The drop is an echo of the sigh of relief in the crude oil market.
Ramped up production from Libya, although still modest, and the lack of output interruption from Iraq despite that country's turmoil, reduced the amount of risk premium that had been built into oil prices. The sizable oil price cuts, with Brent's decline some $2 per barrel deeper than WTI's, are sending wholesale gasoline prices tumbling.
There is more to come, with refiners still passing through their crude oil buying price cuts into the wholesale gasoline market, and jobbers and retailers doing likewise into retail. If crude oil prices do not pull a turnabout and leap back up, then retail prices will continue stepping down, perhaps four to seven cents per gallon over the next several days.

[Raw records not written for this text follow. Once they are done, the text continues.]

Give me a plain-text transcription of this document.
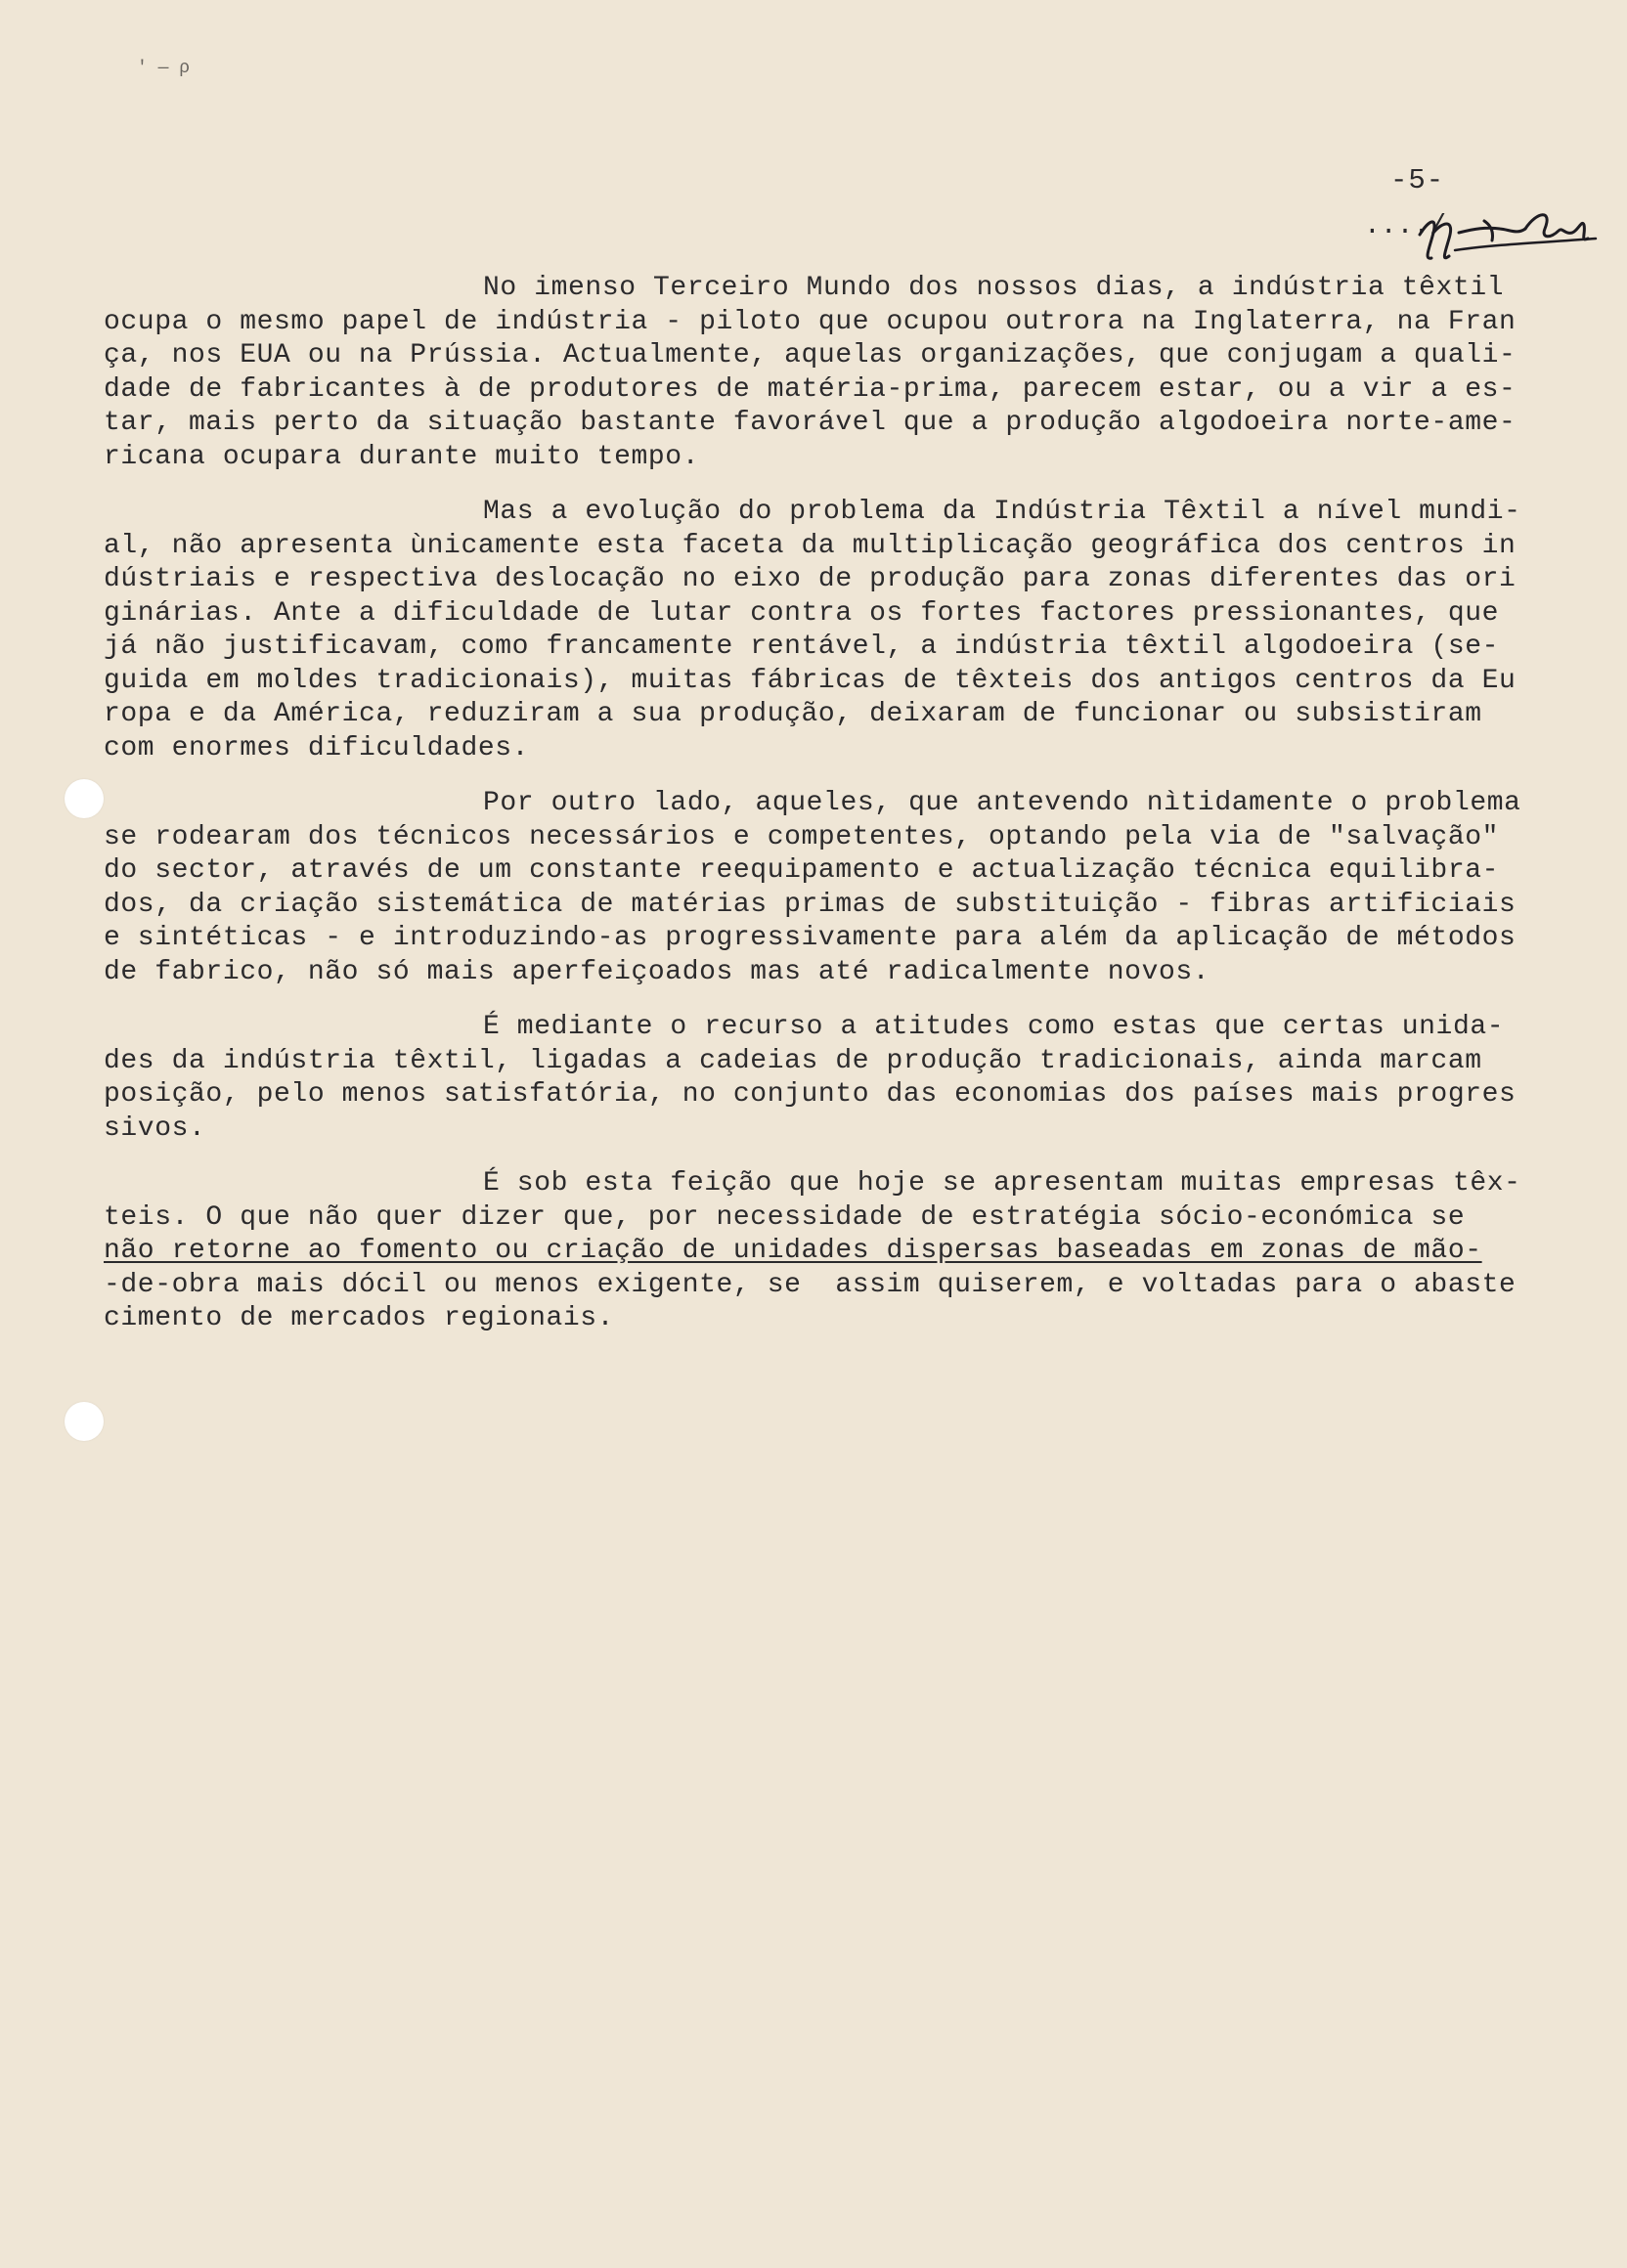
' — ρ
-5-
..../
No imenso Terceiro Mundo dos nossos dias, a indústria têxtil
ocupa o mesmo papel de indústria - piloto que ocupou outrora na Inglaterra, na Fran
ça, nos EUA ou na Prússia. Actualmente, aquelas organizações, que conjugam a quali-
dade de fabricantes à de produtores de matéria-prima, parecem estar, ou a vir a es-
tar, mais perto da situação bastante favorável que a produção algodoeira norte-ame-
ricana ocupara durante muito tempo.
Mas a evolução do problema da Indústria Têxtil a nível mundi-
al, não apresenta ùnicamente esta faceta da multiplicação geográfica dos centros in
dústriais e respectiva deslocação no eixo de produção para zonas diferentes das ori
ginárias. Ante a dificuldade de lutar contra os fortes factores pressionantes, que
já não justificavam, como francamente rentável, a indústria têxtil algodoeira (se-
guida em moldes tradicionais), muitas fábricas de têxteis dos antigos centros da Eu
ropa e da América, reduziram a sua produção, deixaram de funcionar ou subsistiram
com enormes dificuldades.
Por outro lado, aqueles, que antevendo nìtidamente o problema
se rodearam dos técnicos necessários e competentes, optando pela via de "salvação"
do sector, através de um constante reequipamento e actualização técnica equilibra-
dos, da criação sistemática de matérias primas de substituição - fibras artificiais
e sintéticas - e introduzindo-as progressivamente para além da aplicação de métodos
de fabrico, não só mais aperfeiçoados mas até radicalmente novos.
É mediante o recurso a atitudes como estas que certas unida-
des da indústria têxtil, ligadas a cadeias de produção tradicionais, ainda marcam
posição, pelo menos satisfatória, no conjunto das economias dos países mais progres
sivos.
É sob esta feição que hoje se apresentam muitas empresas têx-
teis. O que não quer dizer que, por necessidade de estratégia sócio-económica se
não retorne ao fomento ou criação de unidades dispersas baseadas em zonas de mão-
-de-obra mais dócil ou menos exigente, se  assim quiserem, e voltadas para o abaste
cimento de mercados regionais.
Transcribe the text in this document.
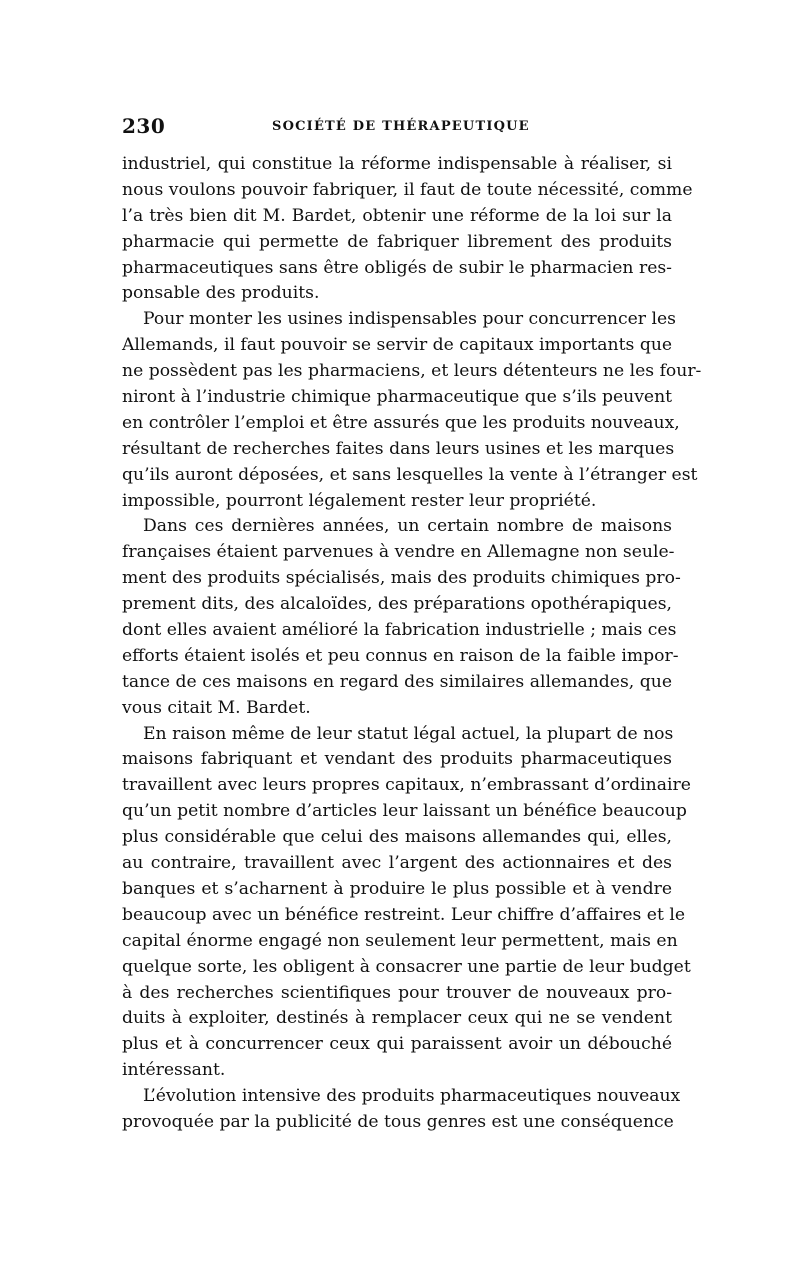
230	SOCIÉTÉ DE THÉRAPEUTIQUE
industriel, qui constitue la réforme indispensable à réaliser, si
nous voulons pouvoir fabriquer, il faut de toute nécessité, comme
l’a très bien dit M. Bardet, obtenir une réforme de la loi sur la
pharmacie qui permette de fabriquer librement des produits
pharmaceutiques sans être obligés de subir le pharmacien res-
ponsable des produits.
Pour monter les usines indispensables pour concurrencer les
Allemands, il faut pouvoir se servir de capitaux importants que
ne possèdent pas les pharmaciens, et leurs détenteurs ne les four-
niront à l’industrie chimique pharmaceutique que s’ils peuvent
en contrôler l’emploi et être assurés que les produits nouveaux,
résultant de recherches faites dans leurs usines et les marques
qu’ils auront déposées, et sans lesquelles la vente à l’étranger est
impossible, pourront légalement rester leur propriété.
Dans ces dernières années, un certain nombre de maisons
françaises étaient parvenues à vendre en Allemagne non seule-
ment des produits spécialisés, mais des produits chimiques pro-
prement dits, des alcaloïdes, des préparations opothérapiques,
dont elles avaient amélioré la fabrication industrielle ; mais ces
efforts étaient isolés et peu connus en raison de la faible impor-
tance de ces maisons en regard des similaires allemandes, que
vous citait M. Bardet.
En raison même de leur statut légal actuel, la plupart de nos
maisons fabriquant et vendant des produits pharmaceutiques
travaillent avec leurs propres capitaux, n’embrassant d’ordinaire
qu’un petit nombre d’articles leur laissant un bénéfice beaucoup
plus considérable que celui des maisons allemandes qui, elles,
au contraire, travaillent avec l’argent des actionnaires et des
banques et s’acharnent à produire le plus possible et à vendre
beaucoup avec un bénéfice restreint. Leur chiffre d’affaires et le
capital énorme engagé non seulement leur permettent, mais en
quelque sorte, les obligent à consacrer une partie de leur budget
à des recherches scientifiques pour trouver de nouveaux pro-
duits à exploiter, destinés à remplacer ceux qui ne se vendent
plus et à concurrencer ceux qui paraissent avoir un débouché
intéressant.
L’évolution intensive des produits pharmaceutiques nouveaux
provoquée par la publicité de tous genres est une conséquence
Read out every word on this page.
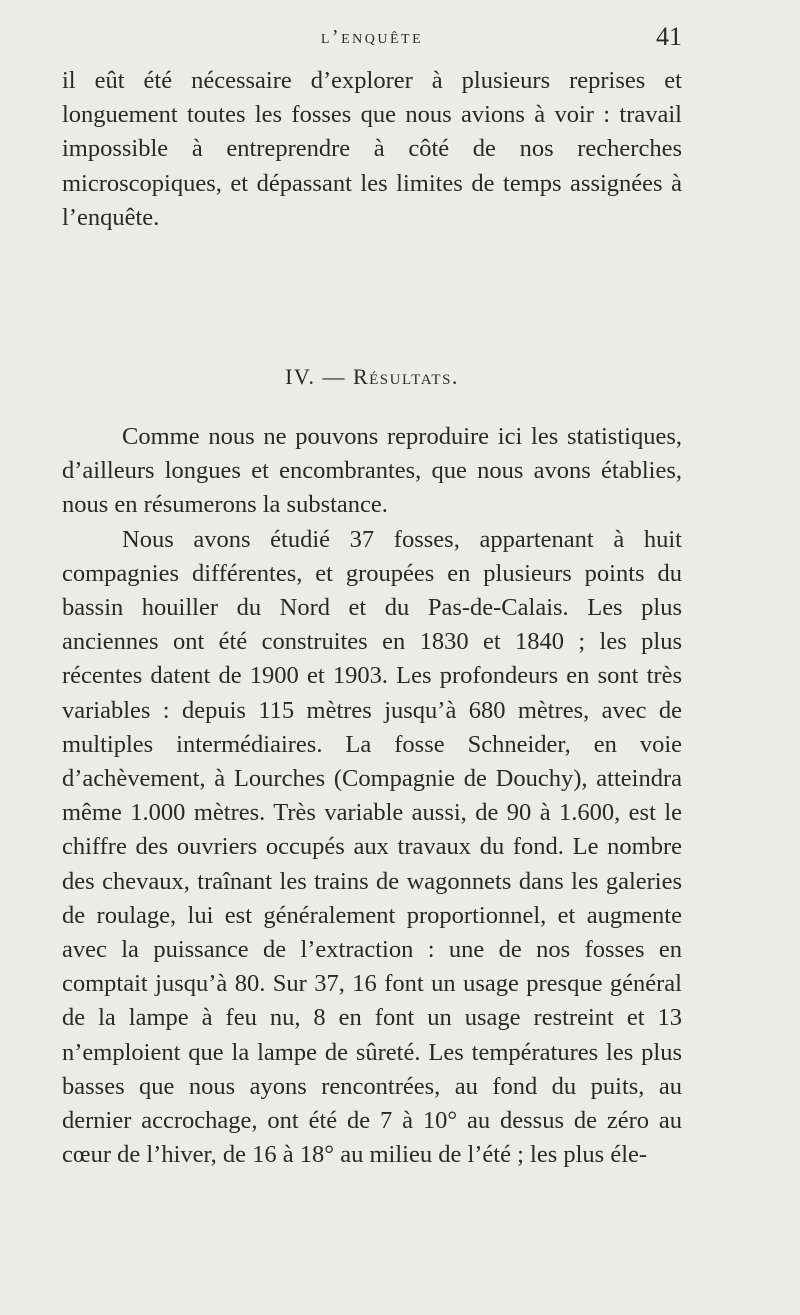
l’enquête	41

il eût été nécessaire d’explorer à plusieurs reprises et longuement toutes les fosses que nous avions à voir : travail impossible à entreprendre à côté de nos recherches microscopiques, et dépassant les limites de temps assignées à l’enquête.

IV. — Résultats.

Comme nous ne pouvons reproduire ici les statistiques, d’ailleurs longues et encombrantes, que nous avons établies, nous en résumerons la substance.

Nous avons étudié 37 fosses, appartenant à huit compagnies différentes, et groupées en plusieurs points du bassin houiller du Nord et du Pas-de-Calais. Les plus anciennes ont été construites en 1830 et 1840 ; les plus récentes datent de 1900 et 1903. Les profondeurs en sont très variables : depuis 115 mètres jusqu’à 680 mètres, avec de multiples intermédiaires. La fosse Schneider, en voie d’achèvement, à Lourches (Compagnie de Douchy), atteindra même 1.000 mètres. Très variable aussi, de 90 à 1.600, est le chiffre des ouvriers occupés aux travaux du fond. Le nombre des chevaux, traînant les trains de wagonnets dans les galeries de roulage, lui est généralement proportionnel, et augmente avec la puissance de l’extraction : une de nos fosses en comptait jusqu’à 80. Sur 37, 16 font un usage presque général de la lampe à feu nu, 8 en font un usage restreint et 13 n’emploient que la lampe de sûreté. Les températures les plus basses que nous ayons rencontrées, au fond du puits, au dernier accrochage, ont été de 7 à 10° au dessus de zéro au cœur de l’hiver, de 16 à 18° au milieu de l’été ; les plus éle-
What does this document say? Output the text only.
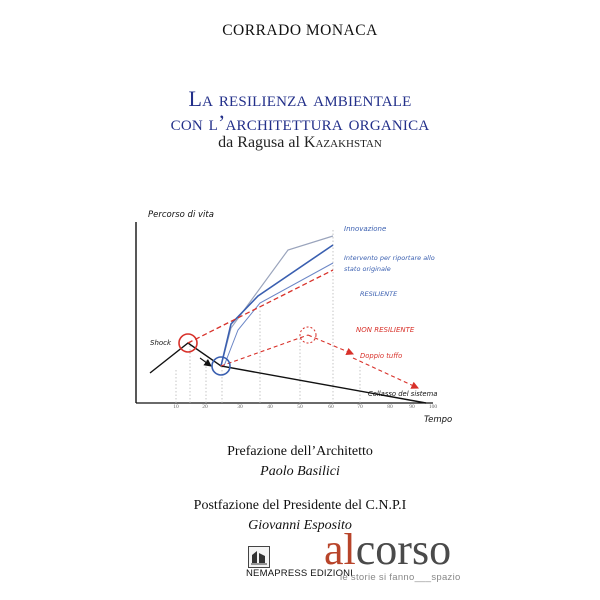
CORRADO MONACA
La resilienza ambientale
con l’architettura organica
da Ragusa al Kazakhstan
10	20	30	40	50	60	70	80	90	100
Percorso di vita
Tempo
Shock
Innovazione
Intervento per riportare allo
stato originale
RESILIENTE
NON RESILIENTE
Doppio tuffo
Collasso del sistema
Prefazione dell’Architetto
Paolo Basilici
Postfazione del Presidente del C.N.P.I
Giovanni Esposito
NEMAPRESS EDIZIONI
alcorso
le storie si fanno___spazio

Oil output stability remains tenuous for the two OPEC members in the news and for others. Despite the U.S.'s reduced dependency upon foreign oil, fungibility of the world's crudes is enough to move retail gasoline prices up and down depending on events implicating production.
Despite the roller coaster news battering the oil market up and down, U.S. gasoline prices have hovered on a relative plateau for 12 weeks.
The average price has been unusually stable since April 18, throughout several geopolitical crises including Ukraine, Libya and Iraq, implicating energy markets.
Meanwhile, downstream margins have benefited. Refiner margin gained a little, and retail margin burgeoned. Retail margin expanded from a weary 10.46 cents per gallon on regular on June 20 to a buoyant 19.68 cents on July 11. It is at its best width since Sept. 20, 2013. Some of the highest margins on July 11 are in the Northwest, in the 35-to-42-cent range (Seattle, Reno, Portland and San Francisco Bay). At the other end are some that are less than a nickel (Cleveland, Salt Lake City and Tucson) in the July 11 snapshot.
Retail margin levels are just as fleeting as are price levels. Gasoline price must dance to crude's mood, and to a degree margin does too. Retail margin will probably lose some ground on average as more retailers receive wholesale price cuts and adjust street prices.
Camarillo, Calif.-based Lundberg Survey Inc. is an independent market research company specializing in the U.S. petroleum marketing and related industries.